John Cowan scripsit:
>Hey, I just started to use Lotus Agenda, a DOS program whose last version
>came out in 1991. The interface is clunky as hell (it looks like
>warmed-over Lotus 1-2-3) but what's inside is just brilliant.
Yeah, that was marketed so well it was known as "Hidden Agenda". :-)
Similar to that devotion to Agenda, consultants I know still swear by Lotus
Manuscript.
Muke Tever wrote:
>I would like a do-everything program: lexicon, phonological changes
(synchronic
>and diachronic), make keeping track of cognates easy, create and manage
>translations, interlinears, keep track of phonemes and orthography,
language
>families, oh, and automatically update all those things if I alter a sound
or
>spelling change somewhere.
Kura does much of this:
http://www.xs4all.nl/~bsarempt/linguistics/
Roberto Suarez Soto wrote:
> My own, "wordpuker". It's a Perl program based in morphological
>syllabic constraints. Or something alike, at least :-)
Perl's always been too Byzantine for me. I coded an early forms processor
in Perl, and a Tolkien character quiz, but that's about it. At work I'd
rather use Python on the server, but Perl's rich collection of modules makes
it tough to beat.
Mike Ellis jarhe:
>I don't like getting error messages that I don't understand. Subscript out
>of range? It gives this when I close the program, as if it were a reason it
>can't save my changes. But the changes are saved anyway. Odd.
I never could track this bug down. "Subscript out of range" means I'm
trying to access an array past its upper or lower limit. For instance, if I
have Filename(1) to FileName(9), FileName(10) would cause the error. I
think its related to the list of recent file names, but never could
re-create it on my system. Sorry.
>5. What would you all like to see in such software?

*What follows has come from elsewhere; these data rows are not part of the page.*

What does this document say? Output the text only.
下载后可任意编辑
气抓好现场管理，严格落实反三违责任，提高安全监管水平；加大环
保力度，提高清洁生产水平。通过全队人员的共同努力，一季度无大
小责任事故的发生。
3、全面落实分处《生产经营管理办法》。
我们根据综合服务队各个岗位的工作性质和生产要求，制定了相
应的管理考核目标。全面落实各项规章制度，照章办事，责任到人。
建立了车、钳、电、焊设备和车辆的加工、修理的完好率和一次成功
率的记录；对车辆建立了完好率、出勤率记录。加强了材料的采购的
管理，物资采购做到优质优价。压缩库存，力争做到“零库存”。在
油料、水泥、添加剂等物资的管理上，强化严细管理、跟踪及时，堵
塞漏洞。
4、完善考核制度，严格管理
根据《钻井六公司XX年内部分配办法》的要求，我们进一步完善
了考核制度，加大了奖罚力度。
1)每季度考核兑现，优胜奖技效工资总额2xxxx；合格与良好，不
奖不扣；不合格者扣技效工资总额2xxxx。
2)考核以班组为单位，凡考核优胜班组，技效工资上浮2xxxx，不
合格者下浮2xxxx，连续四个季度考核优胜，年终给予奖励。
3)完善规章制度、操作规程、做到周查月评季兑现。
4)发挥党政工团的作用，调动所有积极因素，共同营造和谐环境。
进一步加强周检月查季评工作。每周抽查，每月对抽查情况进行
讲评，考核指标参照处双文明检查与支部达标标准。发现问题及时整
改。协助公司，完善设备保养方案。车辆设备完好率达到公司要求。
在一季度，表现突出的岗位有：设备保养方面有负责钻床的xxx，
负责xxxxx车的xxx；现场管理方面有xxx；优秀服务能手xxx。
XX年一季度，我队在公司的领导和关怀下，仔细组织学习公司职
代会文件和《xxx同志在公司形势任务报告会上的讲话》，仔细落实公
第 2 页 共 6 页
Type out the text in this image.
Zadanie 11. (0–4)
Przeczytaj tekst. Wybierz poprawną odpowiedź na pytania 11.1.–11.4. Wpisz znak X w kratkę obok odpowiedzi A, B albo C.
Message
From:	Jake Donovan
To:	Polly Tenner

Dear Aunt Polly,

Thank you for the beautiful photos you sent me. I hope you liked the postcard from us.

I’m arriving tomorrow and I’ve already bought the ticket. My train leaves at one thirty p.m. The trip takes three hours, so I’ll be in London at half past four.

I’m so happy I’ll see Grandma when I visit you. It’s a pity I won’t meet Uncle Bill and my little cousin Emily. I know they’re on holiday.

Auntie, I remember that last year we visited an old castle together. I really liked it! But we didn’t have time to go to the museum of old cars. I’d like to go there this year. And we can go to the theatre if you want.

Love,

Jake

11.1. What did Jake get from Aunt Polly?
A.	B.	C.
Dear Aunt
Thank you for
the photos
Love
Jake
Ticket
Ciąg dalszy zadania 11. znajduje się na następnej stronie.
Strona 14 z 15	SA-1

>Also, with a language like Rhean, there are few phonological constraints.
>With what combinations ARE allowed outnumbering by far those which are NOT
>allowed, I'd like to be able to tell it that "everything is allowed
>except ..." rather than having to give all the permitted combinations.
Can you give me an example? I looked at the Rhean RPG site - very
impressive! But I couldn't find the language phonotactics.